I lay in bed this morning, feeling lazy in the sunshine, and I thought about a house I used to know in Italy, about my allotment and plans for an asparagus bed, and then about music. I started wondering whether the Dragon might not be a good companion for Brose and Butter.
I didn't get to try my plan out until the evening. I was earlier distracted by breakfast, our weekly trip to the farm shop, a visit to a garden centre, a chat with a neighbour, some gardening, and then a hunt for a good recipe for mincemeat....
In a way the two tunes are similar inasmuch as I can play neither. The Dragon doesn't like to be too slow, but if I play very fast the mice win out over the woodpecker and get confused and over excited and it doesn't turn out quite right. The dots are hopeless and only confuse me, because I keep stopping to wonder what note that is there, and what note did I just play, and oh, I'm not actually on that bar, am I.
Brose is just as bad. Although I've only played it for a few days I'm already past the stage where dots are useful. I think that Brose will come in after the Dragon, but I couldn't get a decent enough run at them to record and see.

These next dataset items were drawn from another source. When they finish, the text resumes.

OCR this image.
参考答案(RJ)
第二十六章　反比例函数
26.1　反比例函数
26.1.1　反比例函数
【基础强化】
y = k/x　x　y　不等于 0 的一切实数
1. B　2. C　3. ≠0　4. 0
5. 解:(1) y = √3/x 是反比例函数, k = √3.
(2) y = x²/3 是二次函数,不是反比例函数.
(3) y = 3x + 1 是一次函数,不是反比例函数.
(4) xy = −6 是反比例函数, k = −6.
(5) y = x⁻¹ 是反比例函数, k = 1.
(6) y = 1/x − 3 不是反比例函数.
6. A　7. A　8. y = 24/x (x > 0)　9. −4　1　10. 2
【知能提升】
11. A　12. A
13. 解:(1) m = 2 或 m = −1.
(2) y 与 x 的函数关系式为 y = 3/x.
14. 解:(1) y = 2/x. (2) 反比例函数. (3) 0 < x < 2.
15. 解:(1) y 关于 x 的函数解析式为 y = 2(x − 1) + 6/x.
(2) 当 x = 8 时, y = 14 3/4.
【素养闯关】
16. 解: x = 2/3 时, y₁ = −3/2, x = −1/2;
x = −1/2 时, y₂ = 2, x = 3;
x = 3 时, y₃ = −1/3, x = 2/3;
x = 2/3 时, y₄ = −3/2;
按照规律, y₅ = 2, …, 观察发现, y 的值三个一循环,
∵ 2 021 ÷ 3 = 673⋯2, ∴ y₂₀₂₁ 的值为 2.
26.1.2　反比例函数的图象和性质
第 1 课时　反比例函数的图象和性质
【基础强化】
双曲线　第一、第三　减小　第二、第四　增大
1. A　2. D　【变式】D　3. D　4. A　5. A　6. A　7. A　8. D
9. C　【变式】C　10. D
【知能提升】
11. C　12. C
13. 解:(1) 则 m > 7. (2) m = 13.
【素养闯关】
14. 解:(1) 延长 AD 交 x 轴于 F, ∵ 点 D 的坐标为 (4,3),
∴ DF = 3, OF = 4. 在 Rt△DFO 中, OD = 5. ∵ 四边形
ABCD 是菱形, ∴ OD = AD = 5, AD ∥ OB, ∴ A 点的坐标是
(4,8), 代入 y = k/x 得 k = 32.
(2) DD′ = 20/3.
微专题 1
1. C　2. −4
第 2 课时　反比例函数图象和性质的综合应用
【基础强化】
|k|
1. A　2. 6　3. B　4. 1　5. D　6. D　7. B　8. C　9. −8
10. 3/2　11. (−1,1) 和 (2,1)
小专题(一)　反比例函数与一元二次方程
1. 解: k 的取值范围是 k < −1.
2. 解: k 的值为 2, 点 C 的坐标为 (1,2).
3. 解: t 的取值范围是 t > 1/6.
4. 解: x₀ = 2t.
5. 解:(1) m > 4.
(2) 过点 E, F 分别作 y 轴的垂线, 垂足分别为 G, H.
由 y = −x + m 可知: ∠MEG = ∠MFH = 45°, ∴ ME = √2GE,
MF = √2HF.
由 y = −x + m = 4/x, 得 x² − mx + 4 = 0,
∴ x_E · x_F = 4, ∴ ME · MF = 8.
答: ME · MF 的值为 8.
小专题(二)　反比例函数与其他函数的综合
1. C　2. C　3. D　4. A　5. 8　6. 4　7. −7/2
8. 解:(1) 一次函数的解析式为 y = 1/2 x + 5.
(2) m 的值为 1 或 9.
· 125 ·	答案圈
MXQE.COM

I played various other tunes. The playing was comfortable, but somehow my accuracy in remembering tunes was rather poor. In the end I switched from D to A and decided to give Castle Grant a go. I feel that slow tunes sit better on the lower chanter.
Having just switched from D to A the pressure was an issue, as was hitting all the notes, especially low G, cleanly. I am playing slowly - more slowly than Mr McVarish - but that's because that's how I think I'm going to get that dreamy lilting that I feel I hear. I've stripped out almost all of the gracing to the same end: I don't want anything to disturb the flow of the tune.
There are plenty of...pauses while I check what I am doing next. A lot of these are down to me checking the dots against what I think I am playing: that odd no man's land between needing the dots and being able to move on from them. I'm being thrown by reaching that point so much sooner than before.
No drones, and just the once through. The parts are longish and occasionally I'm having to scan the page to find where my repeats start. some straightforward fluffs where I just play the wrong note.
As I've mentioned, I have no idea at all how this sounds compared to the standard pipe version, but as a tune inspired by a fiddle tune it's not bad, it's sort of approaching what I was hoping for. It needs work, but it's going in the right direction.